[Bug]: Rate limit hit when using Groq
ksylvan opened this issue · comments
Kayvan Sylvan commented
What happened?
with this alias in place:
groq_api=$(cat ~/Documents/groq-api.txt)
alias groq="env OPENAI_BASE_URL=https://api.groq.com/openai/v1 OPENAI_API_KEY=$groq_api"

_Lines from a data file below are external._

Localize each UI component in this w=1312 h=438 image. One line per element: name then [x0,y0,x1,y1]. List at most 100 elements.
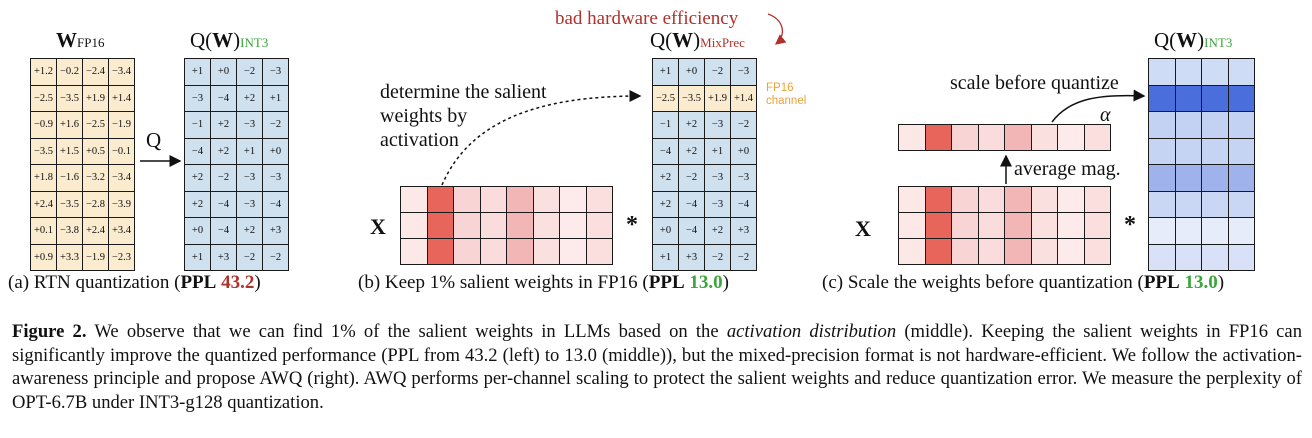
average-mag-text: average mag. [1014,158,1121,180]
fp16-cell: −0.2 [56,58,83,86]
scaled-weight-cell [1227,164,1255,192]
fp16-cell: −1.9 [82,243,109,271]
fp16-cell: −3.9 [108,190,135,218]
activation-cell [1004,238,1032,265]
average-cell [1083,124,1111,151]
scaled-weight-cell [1174,111,1202,139]
activation-cell [506,238,534,265]
scaled-weight-cell [1148,243,1176,271]
multiply-sign-c: * [1124,212,1136,238]
average-magnitude-row [898,124,1111,151]
w-fp16-label: WFP16 [56,28,105,52]
int3-cell: −2 [236,243,263,271]
caption-b: (b) Keep 1% salient weights in FP16 (PPL… [358,272,729,293]
fp16-cell: +1.4 [108,84,135,112]
q-w-int3-label: Q(W)INT3 [190,28,269,52]
caption-c: (c) Scale the weights before quantizatio… [822,272,1225,293]
int3-cell: −2 [704,243,731,271]
scaled-weight-cell [1227,190,1255,218]
scale-arrow [1051,89,1146,123]
activation-cell [453,212,481,239]
int3-cell: +1 [184,243,211,271]
int3-cell: −2 [730,111,757,139]
int3-cell: +0 [262,137,289,165]
figure-caption: Figure 2. We observe that we can find 1%… [12,321,1302,413]
int3-cell: −2 [730,243,757,271]
scaled-weight-cell [1201,243,1229,271]
salient-weights-text: determine the salient weights by activat… [380,81,547,151]
activation-cell [951,212,979,239]
scaled-weight-cell [1148,217,1176,245]
activation-cell [479,186,507,213]
average-cell [977,124,1005,151]
salient-dotted-arrow [441,90,642,186]
int3-cell: +1 [652,243,679,271]
activation-matrix-b [400,186,613,265]
int3-cell: +0 [210,58,237,86]
activation-cell [1083,238,1111,265]
int3-cell: −2 [704,58,731,86]
int3-cell: +2 [652,190,679,218]
activation-cell [426,238,454,265]
scaled-weight-cell [1201,164,1229,192]
scaled-weight-cell [1201,217,1229,245]
activation-cell [1083,212,1111,239]
fp16-channel-label: FP16 channel [766,82,807,107]
multiply-sign-b: * [626,212,638,238]
quantize-q-label: Q [146,128,162,152]
activation-cell [1057,238,1085,265]
int3-cell: −4 [210,84,237,112]
scaled-weight-cell [1148,84,1176,112]
int3-cell: −4 [210,217,237,245]
alpha-label: α [1100,104,1111,126]
int3-cell: +0 [730,137,757,165]
caption-a: (a) RTN quantization (PPL 43.2) [8,272,261,293]
fp16-cell: +1.6 [56,111,83,139]
activation-cell [426,212,454,239]
scaled-weight-cell [1227,137,1255,165]
int3-cell: −3 [236,111,263,139]
int3-cell: −3 [730,58,757,86]
int3-cell: +2 [184,190,211,218]
activation-cell [924,238,952,265]
fp16-cell: −2.5 [30,84,57,112]
average-cell [1057,124,1085,151]
activation-cell [585,238,613,265]
int3-cell: +0 [678,58,705,86]
activation-cell [898,238,926,265]
int3-cell: +2 [184,164,211,192]
int3-cell: −4 [678,217,705,245]
scaled-weight-cell [1201,190,1229,218]
mixprec-weight-matrix: +1 +0 −2 −3 −2.5 −3.5 +1.9 +1.4 −1 +2 −3 −2 −4 +2 +1 +0… [652,58,757,271]
activation-cell [1083,186,1111,213]
activation-cell [559,186,587,213]
activation-cell [951,238,979,265]
activation-cell [977,238,1005,265]
fp16-cell: −2.3 [108,243,135,271]
int3-cell: −2 [262,243,289,271]
activation-cell [559,238,587,265]
average-cell [1004,124,1032,151]
bad-efficiency-arrow [767,13,787,45]
scaled-weight-cell [1174,190,1202,218]
activation-cell [977,212,1005,239]
scaled-weight-matrix [1148,58,1255,271]
fp16-cell: −1.9 [108,111,135,139]
activation-matrix-c [898,186,1111,265]
fp16-cell: −3.4 [108,164,135,192]
average-cell [951,124,979,151]
scaled-weight-cell [1148,58,1176,86]
int3-cell: +1 [262,84,289,112]
q-w-int3-label-c: Q(W)INT3 [1154,28,1233,52]
q-w-mixprec-label: Q(W)MixPrec [650,28,745,52]
activation-cell [1030,186,1058,213]
scaled-weight-cell [1174,58,1202,86]
fp16-cell: −3.5 [56,190,83,218]
activation-cell [453,186,481,213]
average-cell [1030,124,1058,151]
fp16-cell: +1.2 [30,58,57,86]
int3-cell: +3 [730,217,757,245]
x-label-c: X [855,216,871,241]
bad-hardware-efficiency-label: bad hardware efficiency [555,8,739,29]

The contents of groq-api.txt
is the key generated at https://console.groq.com/keys
Running this:
cat ~/Downloads/Leadership\ Committee\ Meeting_otter_ai.txt | groq fabric --pattern extract_wisdom -m Llama3-70b-8192
Error: Error code: 429 - {'error': {'message': 'Rate limit reached for model `llama3-70b-8192` in organization `org_01hrsvc1b8ey0anvbgha0xckf2` on tokens per minute (TPM): Limit 7000, Used 0, Requested ~12903. Please try again in 50.597142857s. Visit https://console.groq.com/docs/rate-limits for more information.', 'type': 'tokens', 'code': 'rate_limit_exceeded'}}
Error code: 429 - {'error': {'message': 'Rate limit reached for model `llama3-70b-8192` in organization `org_01hrsvc1b8ey0anvbgha0xckf2` on tokens per minute (TPM): Limit 7000, Used 0, Requested ~12903. Please try again in 50.597142857s. Visit https://console.groq.com/docs/rate-limits for more information.', 'type': 'tokens', 'code': 'rate_limit_exceeded'}}
kayvan@dharma fabric % cat ~/Downloads/Leadership\ Committee\ Meeting_otter_ai.txt | groq fabric --pattern extract_wisdom -m Llama3-70b-8192
Error: Error code: 429 - {'error': {'message': 'Rate limit reached for model `llama3-70b-8192` in organization `org_01hrsvc1b8ey0anvbgha0xckf2` on tokens per minute (TPM): Limit 7000, Used 0, Requested ~12903. Please try again in 50.597142857s. Visit https://console.groq.com/docs/rate-limits for more information.', 'type': 'tokens', 'code': 'rate_limit_exceeded'}}
Error code: 429 - {'error': {'message': 'Rate limit reached for model `llama3-70b-8192` in organization `org_01hrsvc1b8ey0anvbgha0xckf2` on tokens per minute (TPM): Limit 7000, Used 0, Requested ~12903. Please try again in 50.597142857s. Visit https://console.groq.com/docs/rate-limits for more information.', 'type': 'tokens', 'code': 'rate_limit_exceeded'}}
We should retry after n
seconds each time the query returns HTTP code 429 according to the specs on this page: https://console.groq.com/docs/rate-limits
Version check
- Yes I was.
Relevant log output
kayvan@dharma fabric % wc -l ~/Downloads/Leadership\ Committee\ Meeting_otter_ai.txt
456 /Users/kayvan/Downloads/Leadership Committee Meeting_otter_ai.txt
kayvan@dharma fabric % wc -c ~/Downloads/Leadership\ Committee\ Meeting_otter_ai.txt
48479 /Users/kayvan/Downloads/Leadership Committee Meeting_otter_ai.txt
Relevant screenshots (optional)
No response
Daniel Miessler commented
Yep that's just a Groq limitation right now. Should fix once they enable the paid keys soon.